Poco a poco el mercado se va descongestionando. Se abren espacios, como en la prórroga de un partido de fútbol. Ahora sí. Puedo circular por los pasillos con holgura. Puedo parar. Distraerme viendo lo que hay. Leche de oveja. Canela en rama. Tomate seco. Aceitunas de todos los colores. Té. Más té. Un mensaje que en realidad es un chiste: «Sabes qué té quiero». El puesto de Elena, Libra Erdi, es un cajón de sastre. Pero todo tiene tan buena pinta que el caos termina por ordenarse a su manera. Dos señoras piden un puñado de aceitunas. Madre e hija.
-¿Venís mucho por aquí?
-Cuando la ama está bien sí. Hoy es uno de esos días.

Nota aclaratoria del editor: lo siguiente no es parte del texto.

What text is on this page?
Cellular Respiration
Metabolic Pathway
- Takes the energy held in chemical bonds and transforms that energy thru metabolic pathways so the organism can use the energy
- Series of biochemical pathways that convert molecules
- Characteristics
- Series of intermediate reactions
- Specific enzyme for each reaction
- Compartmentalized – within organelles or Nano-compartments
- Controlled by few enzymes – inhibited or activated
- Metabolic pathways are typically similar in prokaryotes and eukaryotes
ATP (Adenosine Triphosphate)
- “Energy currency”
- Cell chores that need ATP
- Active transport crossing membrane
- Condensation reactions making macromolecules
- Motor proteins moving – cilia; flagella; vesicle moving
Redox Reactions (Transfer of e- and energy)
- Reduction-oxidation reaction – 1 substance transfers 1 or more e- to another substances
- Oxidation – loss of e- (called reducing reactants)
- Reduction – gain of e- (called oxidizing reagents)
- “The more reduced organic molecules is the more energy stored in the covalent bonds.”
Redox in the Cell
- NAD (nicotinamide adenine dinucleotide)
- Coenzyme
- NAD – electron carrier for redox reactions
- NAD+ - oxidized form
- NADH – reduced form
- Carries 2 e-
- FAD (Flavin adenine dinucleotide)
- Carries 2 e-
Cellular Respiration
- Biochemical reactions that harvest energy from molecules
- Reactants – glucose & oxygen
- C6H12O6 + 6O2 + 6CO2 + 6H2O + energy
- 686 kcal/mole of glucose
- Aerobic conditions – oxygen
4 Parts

-Entonces, ¡tenéis que aprovechar!
-Eso es lo que intentamos.
Las historias de la pandemia también se han colado en este mercado. Como en todos los sitios. Sergio, aunque lo disimula con brillantez, está un pelín tocado. Un cliente de su pescadería le ha contado que dos amigos se contagiaron de covid cenando en una sidrería. Acaban de fallecer. Este cliente, explica Sergio, también pilló el virus. Pero se ha librado. Ha tenido suerte. Las conversaciones, en algunos casos íntimas confidencias, solo se dan en un mercado así, casi de juguete, como en una charla entre amigos en el fondo de un bar.